Last time he was in Australia, Earle introduced the song ‘Ain’t Waitin’’ – about watching his woman make fried chicken – with a tetchy rant about indie bands trying to be Elliott Smith. There’s nothing wrong with writing the odd feel-good song, was his point, just like ‘My Baby Drives’ on Single Mothers.

“I think he’s widely misunderstood,” he says of Smith. “There was a beauty to what he did and there will never be another one like him, ever. A lot of people think that it’s just about writing sad lyrics, but the reason Elliott Smith was so good is because he was who he was. He spent his life in a lot of pain and no matter how much some kid thinks that he can be Elliott Smith, he can’t. And if he was, it would kill him.”

In addition to Smith and the old-country stalwarts, Earle counts some unlikely influences. He’s said that it was Kurt Cobain who made him want to play, and Woody Guthrie who made him realise that his honking, nasally timbre could find an audience. And there’s more.

“When I was a kid I listened to Rage Against the Machine and White Zombie and Dr. Dre,” he says. “I listened to a lot of Fleetwood Mac.

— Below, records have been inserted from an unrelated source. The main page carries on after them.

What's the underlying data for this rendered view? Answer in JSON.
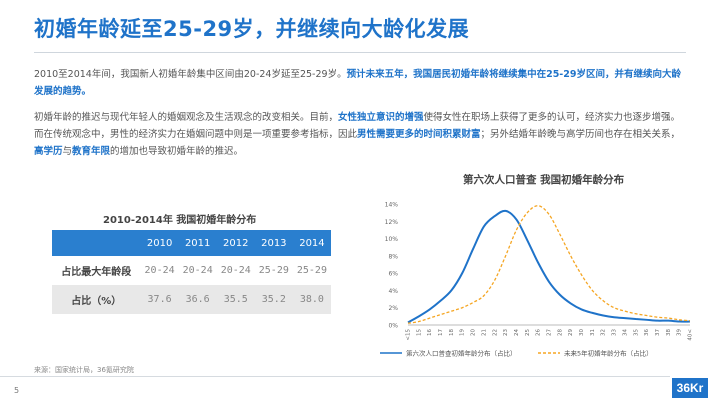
{
  "slide": {
    "title": "初婚年龄延至25-29岁，并继续向大龄化发展",
    "page_number": "5",
    "source": "来源：国家统计局，36氪研究院",
    "logo_text": "36Kr"
  },
  "paragraph1": {
    "normal": "2010至2014年间，我国新人初婚年龄集中区间由20-24岁延至25-29岁。",
    "highlight": "预计未来五年，我国居民初婚年龄将继续集中在25-29岁区间，并有继续向大龄发展的趋势。"
  },
  "paragraph2": {
    "s1": "初婚年龄的推迟与现代年轻人的婚姻观念及生活观念的改变相关。目前，",
    "h1": "女性独立意识的增强",
    "s2": "使得女性在职场上获得了更多的认可，经济实力也逐步增强。而在传统观念中，男性的经济实力在婚姻问题中则是一项重要参考指标，因此",
    "h2": "男性需要更多的时间积累财富",
    "s3": "；另外结婚年龄晚与高学历间也存在相关关系，",
    "h3": "高学历",
    "s4": "与",
    "h4": "教育年限",
    "s5": "的增加也导致初婚年龄的推迟。"
  },
  "table": {
    "title": "2010-2014年 我国初婚年龄分布",
    "years": [
      "2010",
      "2011",
      "2012",
      "2013",
      "2014"
    ],
    "rows": [
      {
        "label": "占比最大年龄段",
        "values": [
          "20-24",
          "20-24",
          "20-24",
          "25-29",
          "25-29"
        ]
      },
      {
        "label": "占比（%）",
        "values": [
          "37.6",
          "36.6",
          "35.5",
          "35.2",
          "38.0"
        ]
      }
    ]
  },
  "chart_data": {
    "type": "line",
    "title": "第六次人口普查 我国初婚年龄分布",
    "x": [
      "<15",
      "15",
      "16",
      "17",
      "18",
      "19",
      "20",
      "21",
      "22",
      "23",
      "24",
      "25",
      "26",
      "27",
      "28",
      "29",
      "30",
      "31",
      "32",
      "33",
      "34",
      "35",
      "36",
      "37",
      "38",
      "39",
      "40<"
    ],
    "ylim": [
      0,
      14
    ],
    "y_ticks": [
      "0%",
      "2%",
      "4%",
      "6%",
      "8%",
      "10%",
      "12%",
      "14%"
    ],
    "series": [
      {
        "name": "第六次人口普查初婚年龄分布（占比）",
        "color": "#1f73c9",
        "style": "solid",
        "values": [
          0.3,
          1.0,
          1.8,
          2.8,
          4.0,
          6.0,
          8.8,
          11.4,
          12.6,
          13.2,
          12.2,
          9.8,
          7.2,
          5.0,
          3.5,
          2.5,
          1.8,
          1.4,
          1.1,
          0.9,
          0.8,
          0.7,
          0.6,
          0.5,
          0.5,
          0.4,
          0.4
        ]
      },
      {
        "name": "未来5年初婚年龄分布（占比）",
        "color": "#f5a623",
        "style": "dashed",
        "values": [
          0.2,
          0.4,
          0.8,
          1.2,
          1.6,
          2.0,
          2.6,
          3.4,
          5.2,
          8.0,
          11.0,
          13.0,
          13.8,
          12.8,
          10.5,
          8.0,
          5.8,
          4.0,
          2.8,
          2.0,
          1.6,
          1.3,
          1.1,
          0.9,
          0.8,
          0.6,
          0.5
        ]
      }
    ],
    "legend_position": "bottom",
    "grid": false
  }
}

I own the last couple of Jay-Z records because lyrically, he’s amazing. I just care about good music; I don’t care where it comes from.”

Like any artist of his stature, Earle has demo CDs pressed upon him at every town he stops at, but he’s rarely got time to mine for gold.

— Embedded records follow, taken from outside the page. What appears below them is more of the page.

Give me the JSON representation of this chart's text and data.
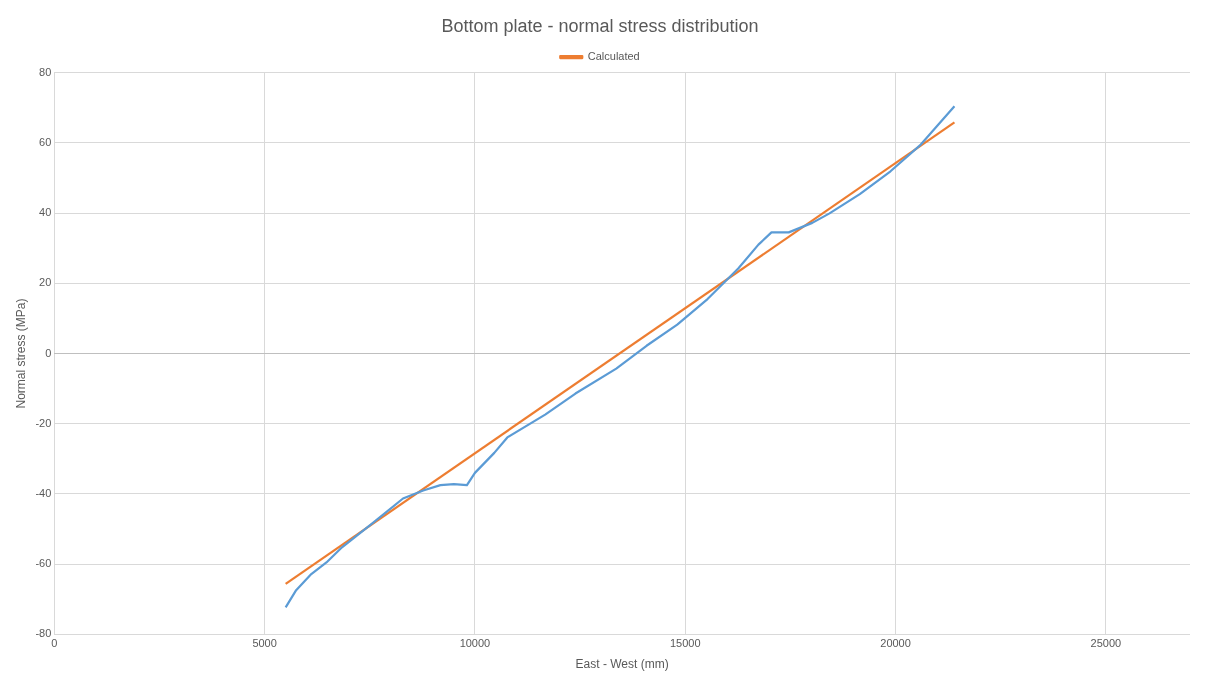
{
  "chart_data": {
    "type": "line",
    "title": "Bottom plate - normal stress distribution",
    "xlabel": "East - West (mm)",
    "ylabel": "Normal stress (MPa)",
    "xlim": [
      0,
      27000
    ],
    "xticks": [
      0,
      5000,
      10000,
      15000,
      20000,
      25000
    ],
    "ylim": [
      -80,
      80
    ],
    "yticks": [
      -80,
      -60,
      -40,
      -20,
      0,
      20,
      40,
      60,
      80
    ],
    "grid": true,
    "legend": "top",
    "marker": "none",
    "line_style": "solid",
    "series": [
      {
        "color": "#5b9bd5",
        "x": [
          5500,
          5750,
          6110,
          6470,
          6840,
          7560,
          8290,
          8770,
          9180,
          9500,
          9810,
          10000,
          10460,
          10770,
          11670,
          12390,
          13360,
          14080,
          14810,
          15530,
          16260,
          16740,
          17050,
          17460,
          18020,
          18430,
          19150,
          19880,
          20600,
          21400
        ],
        "values": [
          -72.3,
          -67.4,
          -62.8,
          -59.5,
          -55.2,
          -48.4,
          -41.3,
          -39,
          -37.5,
          -37.2,
          -37.5,
          -34,
          -28.3,
          -23.9,
          -17.4,
          -11.4,
          -4.3,
          2.2,
          8.2,
          15.5,
          24.2,
          31,
          34.5,
          34.5,
          37.2,
          39.9,
          45.4,
          51.9,
          59.5,
          70.4
        ]
      },
      {
        "name": "Calculated",
        "color": "#ed7d31",
        "x": [
          5500,
          21400
        ],
        "values": [
          -65.6,
          65.8
        ]
      }
    ]
  }
}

“It’s not necessarily because I don’t want to listen to things,” he explains, “it’s because I literally get a hundred of them every other day when I’m on tour. Sometimes I go through them and listen to the ones with the more interesting record covers and song names, but if a band’s good they’ll break out on their own. I can’t really help them. Well, I can pick my opening acts for the most part, but I can’t just say, ‘This band’s unknown but they should open for me.’ I’d love to be able to do it, but the promoters need somebody who’s known, if only a little bit. The best thing you can do is share your music with the people whose music you love, but don’t count on anything. Just get out there and work your ass off – that’s the only way it’s gonna work.”

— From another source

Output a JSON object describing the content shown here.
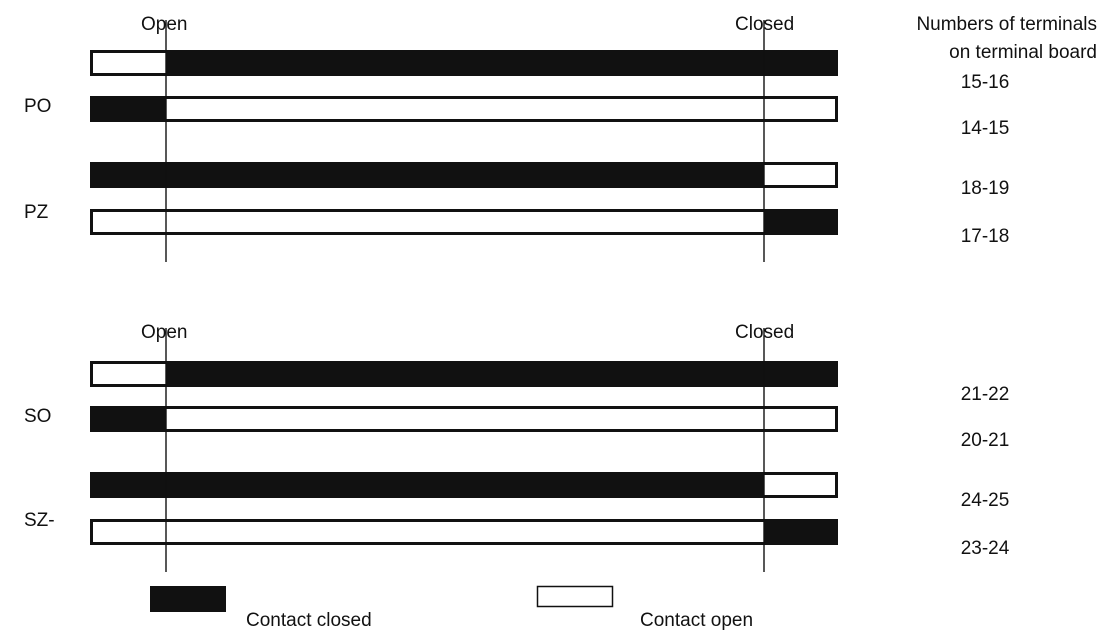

Live, you’ll witness a physical manifestation of Earle’s gnarly repertoire. He sings like a musical saw, unpredictable and loopy, finding the space to reflect between each vowel, as though he’s chewing the fat with himself. He swivels, folds at the waist and kicks out like a six-foot-four wind-up toy as he fingerpicks his guitar – although to call it fingerpicking doesn’t do justice to his technique. He uses every part of his right hand, and in the split seconds that his left isn’t in use, he flings it away from himself as though he’s got no time for it anymore. Rail thin and endearingly awkward, he’ll suggest he might try out some half-conceived song and hope for the best… but for all the bumbling, gasping and wobbling, this machine may be better oiled than he’s letting on.

“I definitely agonise over a song when I’m writing it,” he admits, “but live, I’m a big fan of happy little accidents – like when something goes where it’s not supposed to go but lands on its feet. In that sense I do not want to hear my guys play the exact same thing every night, so they might use a different pickup here and there, something like that. Perfection can be a dangerous thing. Calling yourself a perfectionist is very egotistical; to say that nothing but perfect will do, and you’re the judge of perfect.”

Over the years, Earle has written about Memphis, Arkansas, Texas, Georgia, Maine, Michigan, Brooklyn, Jackson and Christchurch, so with this being his seventh visit to Australia, are we due a song?

“I’m sure it’s going to come around,” he says politely, “but I don’t force something that’s not ready to come out. I’ve seen a lot of Australia – a lot more than most American musicians will ever see. You go from the Blue Mountains to Perth, I mean, the country’s as big as the damn United States. There’s a lot to process and I can’t even begin to understand all of it.”